We weren't really in the Christmas spirit when we started out.
Wait, I'll begin at the beginning, I suppose. K.T. called last night to invite Matt and I over to have dinner and watch a movie. They'd rented Clerks, which Matt has been suggesting that I see for some time, and so we went. Dinner was chicken with some sort of Mexican-style sauce, over white rice, with what I think was Spanish rice on the side, and it was good - almost but not quite too spicy for me, which means it was bland as hell for everyone else, I guess. The movie was fun; anyone who's ever worked a shitty job that involved dealing with the public will find something familiar in it.
After the movie, while we were sitting around chatting, K.T. came up with the idea - and a very bright idea it was - to pile into their car and ride around looking at tacky Christmas decorations.

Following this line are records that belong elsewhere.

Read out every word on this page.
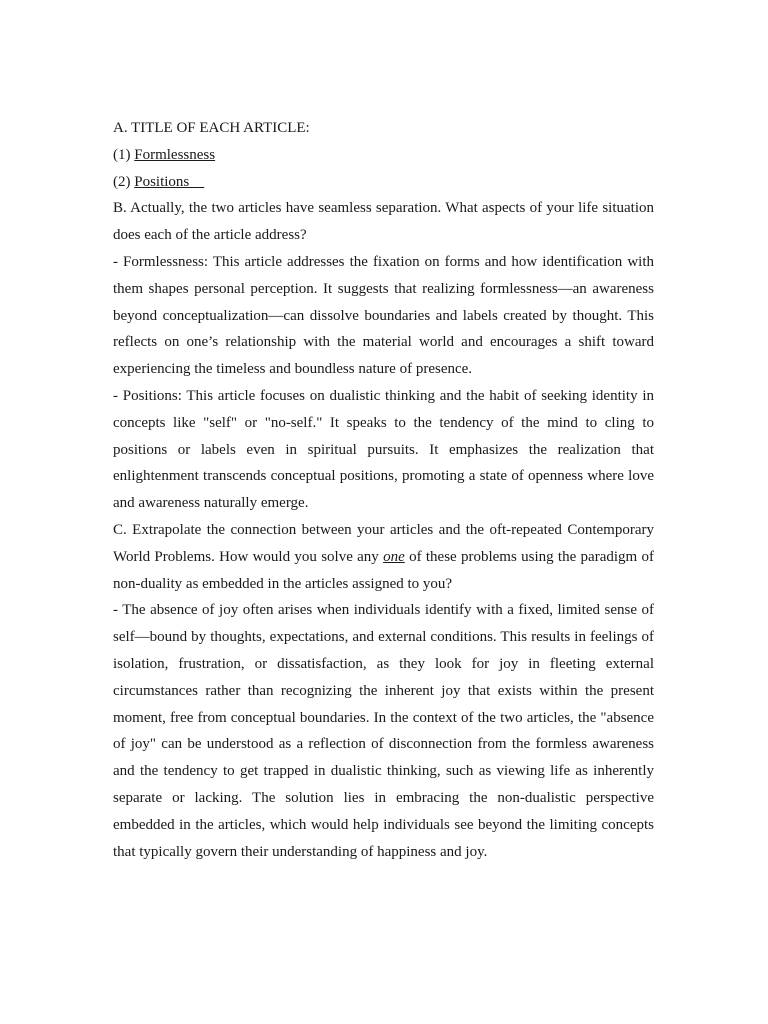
A. TITLE OF EACH ARTICLE:

(1) Formlessness

(2) Positions

B. Actually, the two articles have seamless separation. What aspects of your life situation does each of the article address?

- Formlessness: This article addresses the fixation on forms and how identification with them shapes personal perception. It suggests that realizing formlessness—an awareness beyond conceptualization—can dissolve boundaries and labels created by thought. This reflects on one’s relationship with the material world and encourages a shift toward experiencing the timeless and boundless nature of presence.

- Positions: This article focuses on dualistic thinking and the habit of seeking identity in concepts like "self" or "no-self." It speaks to the tendency of the mind to cling to positions or labels even in spiritual pursuits. It emphasizes the realization that enlightenment transcends conceptual positions, promoting a state of openness where love and awareness naturally emerge.

C. Extrapolate the connection between your articles and the oft-repeated Contemporary World Problems. How would you solve any one of these problems using the paradigm of non-duality as embedded in the articles assigned to you?

- The absence of joy often arises when individuals identify with a fixed, limited sense of self—bound by thoughts, expectations, and external conditions. This results in feelings of isolation, frustration, or dissatisfaction, as they look for joy in fleeting external circumstances rather than recognizing the inherent joy that exists within the present moment, free from conceptual boundaries. In the context of the two articles, the "absence of joy" can be understood as a reflection of disconnection from the formless awareness and the tendency to get trapped in dualistic thinking, such as viewing life as inherently separate or lacking. The solution lies in embracing the non-dualistic perspective embedded in the articles, which would help individuals see beyond the limiting concepts that typically govern their understanding of happiness and joy.
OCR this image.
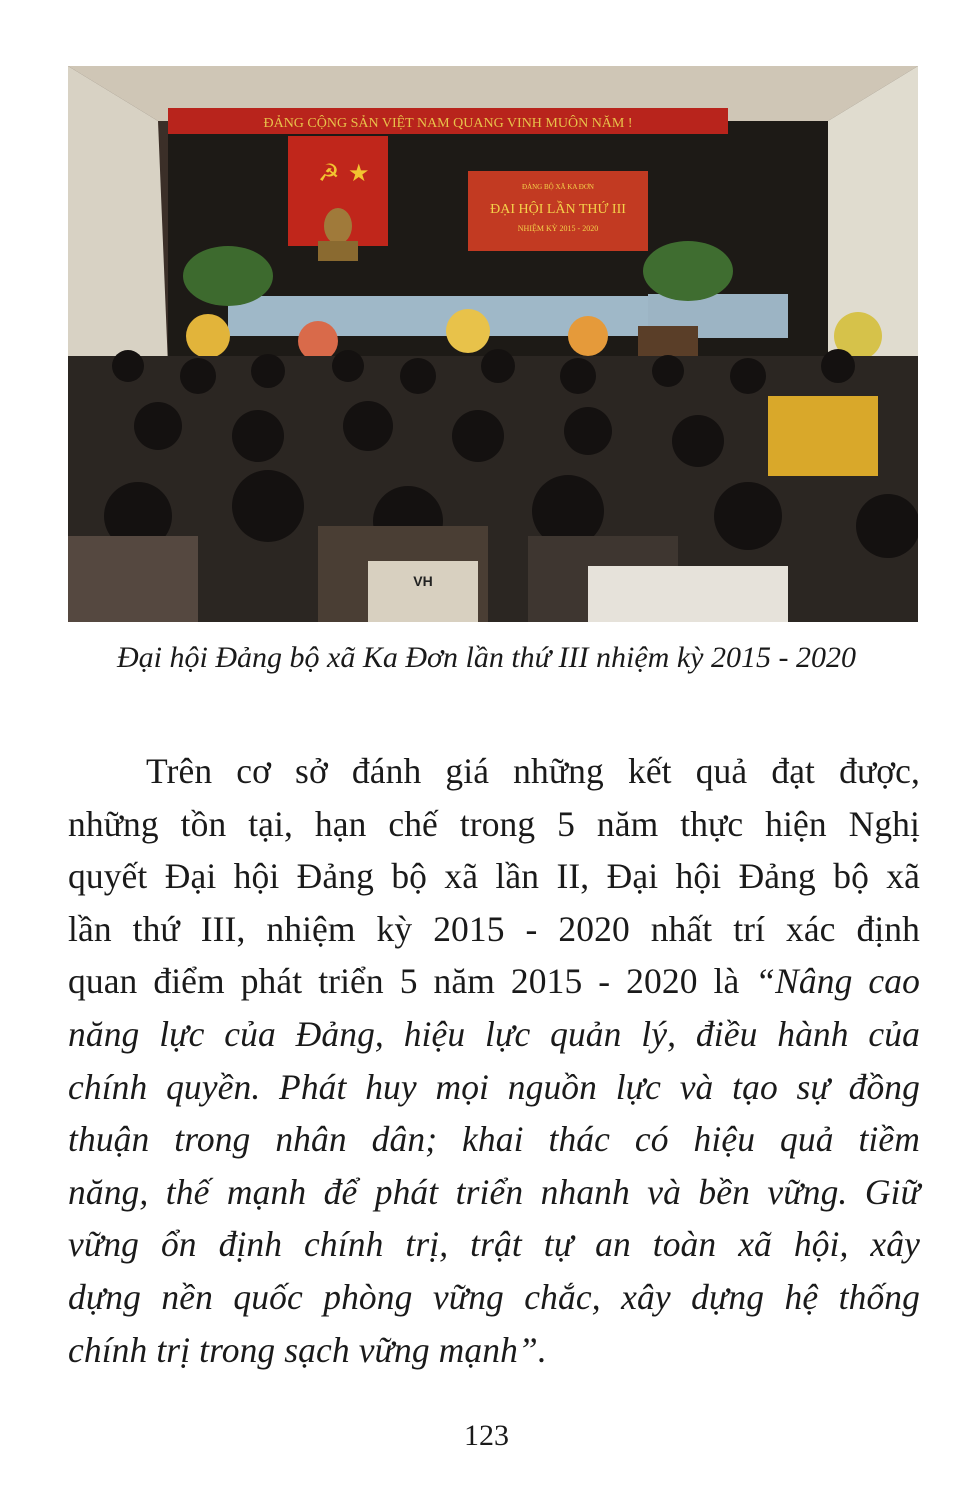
ĐẢNG CỘNG SẢN VIỆT NAM QUANG VINH MUÔN NĂM !
☭ ★	ĐẢNG BỘ XÃ KA ĐƠN
ĐẠI HỘI LẦN THỨ III
NHIỆM KỲ 2015 - 2020
VH
Đại hội Đảng bộ xã Ka Đơn lần thứ III nhiệm kỳ 2015 - 2020
Trên cơ sở đánh giá những kết quả đạt được,
những tồn tại, hạn chế trong 5 năm thực hiện Nghị
quyết Đại hội Đảng bộ xã lần II, Đại hội Đảng bộ xã
lần thứ III, nhiệm kỳ 2015 - 2020 nhất trí xác định
quan điểm phát triển 5 năm 2015 - 2020 là “Nâng cao
năng lực của Đảng, hiệu lực quản lý, điều hành của
chính quyền. Phát huy mọi nguồn lực và tạo sự đồng
thuận trong nhân dân; khai thác có hiệu quả tiềm
năng, thế mạnh để phát triển nhanh và bền vững. Giữ
vững ổn định chính trị, trật tự an toàn xã hội, xây
dựng nền quốc phòng vững chắc, xây dựng hệ thống
chính trị trong sạch vững mạnh”.
123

We rode through a few neighborhoods, pointing and laughing and sniggering at people's bad taste. One place would have looked very nice, except they'd used all red lights, making it look more like a set for Hellowe'en than full for joy. Another went the same route, except they used all green lights, giving the house and yard a gangrenous glow. Frequently we'd encounter houses where no individual decoration was awful, but they hadn't known when to stop, and the result was a garish explosion of light and color. As I said at the beginning, we weren't really in the Christmas spirit, here.
Then I got a yen to ride through the neighborhood I grew up in, since we were nearby. We were driving around in circles, merrily getting ourselves lost, when we encountered the Queen Mother of all Tacky Christmas Houses.
A couple of times before, we'd made Kevin pull over so we could stare in awe at displays of great Tack. This time, we made him park the car, and we all got out to take a closer look. I don't think there was a square yard of their front yard that wasn't host to some sort of display - electric train tracks, semi-animated light displays, cardboard carollers, "Santa Stop Here" signs, snowmen, nutcrackers... Every straight line of the house was outlined with lights of some sort. There were three different light displays on the roof, depicting Snoopy, Mickey Mouse, and Pluto, all wearing - of course - Santa hats. But the coup de grace of the place was the animatronics. As you walked up the driveway, you found yourself facing a pair of sliding glass doors that opened into what was obviously once a garage that had been converted into some sort of playroom or den. One of the doors was open to the night air, though a thigh-high picket fence (decorated, of course) gently prevented entry. Inside, every inch of this room (the size of a one-car garage) - I mean every inch - was part of an animatronic display of some sort. Most of them were Santas. Santa in bed and snoring (the blanket over his belly rose and fell with the sound of the snores); Santa sitting in a rocking chair, gently easing red and swollen toes into a foot-bath; Santa checking his list; Santa lifting a candle... There were other animations as well, and a few non-moving dolls. (A Chik-fil-A cow wearing a Santa hat and carrying a sign exhorting us to "Eat more chikin" was one of the first things I noticed.) The floor was coated with at least three inches of thick, fluffy white cotton, I presume to hide all the wiring necessary for the display.
This house did more than glow. It shined, it glimmered, flashed, sparkled, twinkled, and glared. It sang, it blinked, it whistled, it laughed, it whirred, and it popped. It was supremely, astonishingly tacky.
And yet, looking at it, we couldn't feel superior in our good taste. All we could feel was awe - that someone could spend that much time putting together such a display; that someone could possibly have this much stuff; that anyone could possibly love the holiday this much. With shock and hysteria, we laughed and pointed out things that caught our eyes. We talked about calling the newspaper. We thought about taking pictures, or borrowing a video camera to capture the scene. We almost left a note for the owners, but no one had any paper. When we left, all the other tacky houses paled in comparison, and we soon headed home.
When we got back to their place, K.T. admitted to me that she was still stunned - but that she wasn't sure which overwhelming emotion had stunned her. The word she used to describe the house was "exuberence" I thought about it myself, driving home.
This house seemed to me to be a manifestation in the real world of the spirit of Christmas.
Okay, I know that sounds hokey. Stop laughing at me. I mean it.
It was bright and gaudy, and it didn't care. It wasn't trying to be in good taste; it seemed to transcend taste altogether. We love Christmas! this house shouted, And we don't care who knows it! And, Please! Share this magic with us! It sang - no, it carolled - with joy. It was overwhelming and busy and there was too much of it, and it laughed and said that a little bit of too much was a good thing once a year. Every time I looked, I saw something new that I'd missed before. I was impressed, thinking of all the work that had gone into putting this display together, and yet I knew, beyond any shadow of doubt, that every drop of sweat shed was pure love. It was the sheer excitement and ecstasy of the season distilled into one small yard.
When I go back (was there ever any doubt?) I will take with me a note of thanks to leave.
Because when we left that house, we were all of us in the Spirit of Christmas.